Technische Universität München, Institut für Informatik/I12, Garching b. München, Germany.
J Chem Inf Model. 2013 May 24;53(5):1017-25. doi: 10.1021/ci300182p. Epub 2013 Apr 29.
The concept of molecular similarity is one of the most central in the fields of predictive toxicology and quantitative structure-activity relationship (QSAR) research. Many toxicological responses result from a multimechanistic process and, consequently, structural diversity among the active compounds is likely. Combining this knowledge, we introduce similarity boosted QSAR modeling, where we calculate molecular descriptors using similarities with respect to representative reference compounds to aid a statistical learning algorithm in distinguishing between different structural classes. We present three approaches for the selection of reference compounds, one by literature search and two by clustering. Our experimental evaluation on seven publicly available data sets shows that the similarity descriptors used on their own perform quite well compared to structural descriptors. We show that the combination of similarity and structural descriptors enhances the performance and that a simple stacking approach is able to use the complementary information encoded by the different descriptor sets to further improve predictive results. All software necessary for our experiments is available within the cheminformatics software framework AZOrange.

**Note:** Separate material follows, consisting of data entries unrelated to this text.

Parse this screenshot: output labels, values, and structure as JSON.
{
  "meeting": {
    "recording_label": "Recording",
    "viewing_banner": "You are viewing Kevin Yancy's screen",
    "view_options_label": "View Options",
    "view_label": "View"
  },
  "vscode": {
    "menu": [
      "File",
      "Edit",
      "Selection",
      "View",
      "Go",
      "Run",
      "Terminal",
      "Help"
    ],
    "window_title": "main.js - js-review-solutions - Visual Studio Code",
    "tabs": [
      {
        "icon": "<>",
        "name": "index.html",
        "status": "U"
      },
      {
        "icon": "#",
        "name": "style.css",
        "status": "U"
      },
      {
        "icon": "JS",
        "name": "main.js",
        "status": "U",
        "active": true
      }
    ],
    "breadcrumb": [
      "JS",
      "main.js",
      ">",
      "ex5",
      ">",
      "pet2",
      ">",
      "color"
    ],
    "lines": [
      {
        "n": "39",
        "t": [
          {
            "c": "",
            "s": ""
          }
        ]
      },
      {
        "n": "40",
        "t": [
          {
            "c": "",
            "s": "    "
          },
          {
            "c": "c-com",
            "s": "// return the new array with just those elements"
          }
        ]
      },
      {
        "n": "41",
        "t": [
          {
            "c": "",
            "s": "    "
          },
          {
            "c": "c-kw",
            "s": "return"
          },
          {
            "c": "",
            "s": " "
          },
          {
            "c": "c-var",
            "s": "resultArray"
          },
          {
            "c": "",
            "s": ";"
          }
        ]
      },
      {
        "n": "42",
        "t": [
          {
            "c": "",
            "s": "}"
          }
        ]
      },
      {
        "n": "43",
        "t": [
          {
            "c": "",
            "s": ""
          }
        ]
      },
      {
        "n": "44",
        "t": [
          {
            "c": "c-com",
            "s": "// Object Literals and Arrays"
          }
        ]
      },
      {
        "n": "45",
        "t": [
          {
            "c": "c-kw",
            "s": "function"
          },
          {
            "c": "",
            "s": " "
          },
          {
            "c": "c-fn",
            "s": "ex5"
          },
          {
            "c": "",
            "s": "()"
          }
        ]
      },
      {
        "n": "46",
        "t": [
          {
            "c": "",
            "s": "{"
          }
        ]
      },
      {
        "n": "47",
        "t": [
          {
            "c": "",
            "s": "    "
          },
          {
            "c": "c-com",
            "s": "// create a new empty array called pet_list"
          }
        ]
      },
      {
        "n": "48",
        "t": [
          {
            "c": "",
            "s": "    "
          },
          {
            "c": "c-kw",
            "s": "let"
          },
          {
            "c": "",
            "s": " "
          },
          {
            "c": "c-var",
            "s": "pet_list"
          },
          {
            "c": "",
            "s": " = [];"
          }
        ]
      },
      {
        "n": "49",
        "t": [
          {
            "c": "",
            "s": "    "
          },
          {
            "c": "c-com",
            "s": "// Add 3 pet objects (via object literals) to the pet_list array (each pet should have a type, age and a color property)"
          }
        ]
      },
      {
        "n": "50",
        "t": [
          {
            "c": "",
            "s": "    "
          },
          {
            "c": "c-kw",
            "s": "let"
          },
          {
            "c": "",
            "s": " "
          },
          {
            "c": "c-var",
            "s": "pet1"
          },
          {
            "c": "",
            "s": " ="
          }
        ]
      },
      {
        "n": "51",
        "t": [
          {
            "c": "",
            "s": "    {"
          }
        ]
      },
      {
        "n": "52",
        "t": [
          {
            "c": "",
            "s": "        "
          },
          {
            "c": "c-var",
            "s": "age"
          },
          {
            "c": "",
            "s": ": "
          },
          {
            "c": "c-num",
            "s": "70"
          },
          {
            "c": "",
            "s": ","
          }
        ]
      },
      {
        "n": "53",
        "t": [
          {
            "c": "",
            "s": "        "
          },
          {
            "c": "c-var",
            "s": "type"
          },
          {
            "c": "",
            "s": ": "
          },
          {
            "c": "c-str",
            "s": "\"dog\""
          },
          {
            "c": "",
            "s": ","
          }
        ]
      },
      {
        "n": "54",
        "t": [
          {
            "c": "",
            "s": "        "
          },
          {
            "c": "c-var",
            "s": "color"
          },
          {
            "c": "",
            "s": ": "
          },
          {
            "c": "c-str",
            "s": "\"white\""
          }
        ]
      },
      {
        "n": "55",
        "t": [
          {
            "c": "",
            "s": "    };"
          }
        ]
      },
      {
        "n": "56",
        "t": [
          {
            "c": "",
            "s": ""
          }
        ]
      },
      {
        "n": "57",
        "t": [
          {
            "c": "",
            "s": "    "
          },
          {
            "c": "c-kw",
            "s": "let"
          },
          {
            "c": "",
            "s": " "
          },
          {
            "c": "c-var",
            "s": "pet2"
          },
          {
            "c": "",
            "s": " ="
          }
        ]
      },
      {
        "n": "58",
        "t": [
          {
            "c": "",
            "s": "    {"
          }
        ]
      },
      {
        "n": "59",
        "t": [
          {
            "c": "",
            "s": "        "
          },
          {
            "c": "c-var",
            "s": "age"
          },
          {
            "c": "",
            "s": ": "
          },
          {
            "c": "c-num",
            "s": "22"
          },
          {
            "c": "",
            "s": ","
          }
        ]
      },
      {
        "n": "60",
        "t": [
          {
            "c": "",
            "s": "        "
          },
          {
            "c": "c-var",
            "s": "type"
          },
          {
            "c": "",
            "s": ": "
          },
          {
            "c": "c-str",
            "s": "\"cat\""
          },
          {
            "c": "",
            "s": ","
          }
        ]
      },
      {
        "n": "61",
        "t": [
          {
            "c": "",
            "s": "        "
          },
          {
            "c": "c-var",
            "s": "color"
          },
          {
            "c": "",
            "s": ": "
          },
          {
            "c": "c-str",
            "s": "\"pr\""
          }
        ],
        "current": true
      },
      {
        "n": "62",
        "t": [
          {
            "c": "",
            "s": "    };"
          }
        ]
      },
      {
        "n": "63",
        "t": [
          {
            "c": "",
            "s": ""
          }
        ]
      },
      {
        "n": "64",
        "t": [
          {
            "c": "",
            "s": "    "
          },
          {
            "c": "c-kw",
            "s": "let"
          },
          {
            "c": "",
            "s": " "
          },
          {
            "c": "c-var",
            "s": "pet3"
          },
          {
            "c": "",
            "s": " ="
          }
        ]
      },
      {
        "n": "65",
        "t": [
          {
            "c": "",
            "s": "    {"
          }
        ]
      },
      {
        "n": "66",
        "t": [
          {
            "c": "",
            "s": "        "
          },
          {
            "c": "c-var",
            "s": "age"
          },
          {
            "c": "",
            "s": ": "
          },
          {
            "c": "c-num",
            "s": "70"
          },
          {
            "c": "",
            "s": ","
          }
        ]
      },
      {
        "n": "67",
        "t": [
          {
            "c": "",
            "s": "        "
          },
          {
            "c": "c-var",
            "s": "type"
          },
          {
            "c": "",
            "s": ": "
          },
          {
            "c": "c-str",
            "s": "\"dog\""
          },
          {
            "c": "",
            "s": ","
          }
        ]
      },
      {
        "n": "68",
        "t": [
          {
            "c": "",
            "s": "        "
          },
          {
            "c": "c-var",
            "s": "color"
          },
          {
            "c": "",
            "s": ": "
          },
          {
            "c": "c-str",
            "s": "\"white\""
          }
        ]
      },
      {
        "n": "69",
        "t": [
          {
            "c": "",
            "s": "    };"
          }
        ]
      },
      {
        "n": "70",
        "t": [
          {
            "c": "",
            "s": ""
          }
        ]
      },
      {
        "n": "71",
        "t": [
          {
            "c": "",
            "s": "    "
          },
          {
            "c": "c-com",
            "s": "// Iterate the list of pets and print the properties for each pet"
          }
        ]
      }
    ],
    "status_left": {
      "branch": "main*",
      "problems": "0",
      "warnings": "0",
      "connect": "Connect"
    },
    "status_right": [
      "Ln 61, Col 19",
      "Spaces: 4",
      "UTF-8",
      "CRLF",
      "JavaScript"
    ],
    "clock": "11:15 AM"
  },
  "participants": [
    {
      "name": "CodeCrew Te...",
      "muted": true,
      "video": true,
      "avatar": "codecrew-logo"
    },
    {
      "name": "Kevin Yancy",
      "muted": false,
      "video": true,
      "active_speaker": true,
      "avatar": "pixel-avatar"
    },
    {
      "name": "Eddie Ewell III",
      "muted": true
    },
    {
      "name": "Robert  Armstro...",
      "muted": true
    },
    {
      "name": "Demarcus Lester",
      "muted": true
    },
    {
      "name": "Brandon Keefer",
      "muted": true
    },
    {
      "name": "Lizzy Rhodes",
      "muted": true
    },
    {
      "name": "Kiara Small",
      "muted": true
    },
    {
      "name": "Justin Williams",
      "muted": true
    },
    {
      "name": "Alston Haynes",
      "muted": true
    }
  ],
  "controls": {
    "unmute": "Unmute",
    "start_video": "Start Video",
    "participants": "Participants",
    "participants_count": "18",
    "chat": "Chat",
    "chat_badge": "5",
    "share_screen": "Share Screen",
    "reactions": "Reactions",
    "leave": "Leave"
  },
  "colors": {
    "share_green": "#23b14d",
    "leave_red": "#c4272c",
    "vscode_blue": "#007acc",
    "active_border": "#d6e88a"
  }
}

分子相似性的概念是预测毒理学和定量构效关系(QSAR)研究领域中最核心的概念之一。许多毒理反应是多机制过程的结果,因此,活性化合物之间的结构多样性是可能的。结合这方面的知识,我们引入了相似性增强的 QSAR 建模,其中我们使用相对于代表性参考化合物的相似性来计算分子描述符,以帮助统计学习算法区分不同的结构类别。我们提出了三种选择参考化合物的方法,一种是通过文献搜索,两种是通过聚类。我们在七个公开可用的数据集中进行的实验评估表明,单独使用相似性描述符的性能与结构描述符相当。我们表明,相似性和结构描述符的组合可以提高性能,并且简单的堆叠方法能够利用不同描述符集编码的互补信息,进一步提高预测结果。我们实验所需的所有软件都可在化学信息学软件框架 AZOrange 内获得。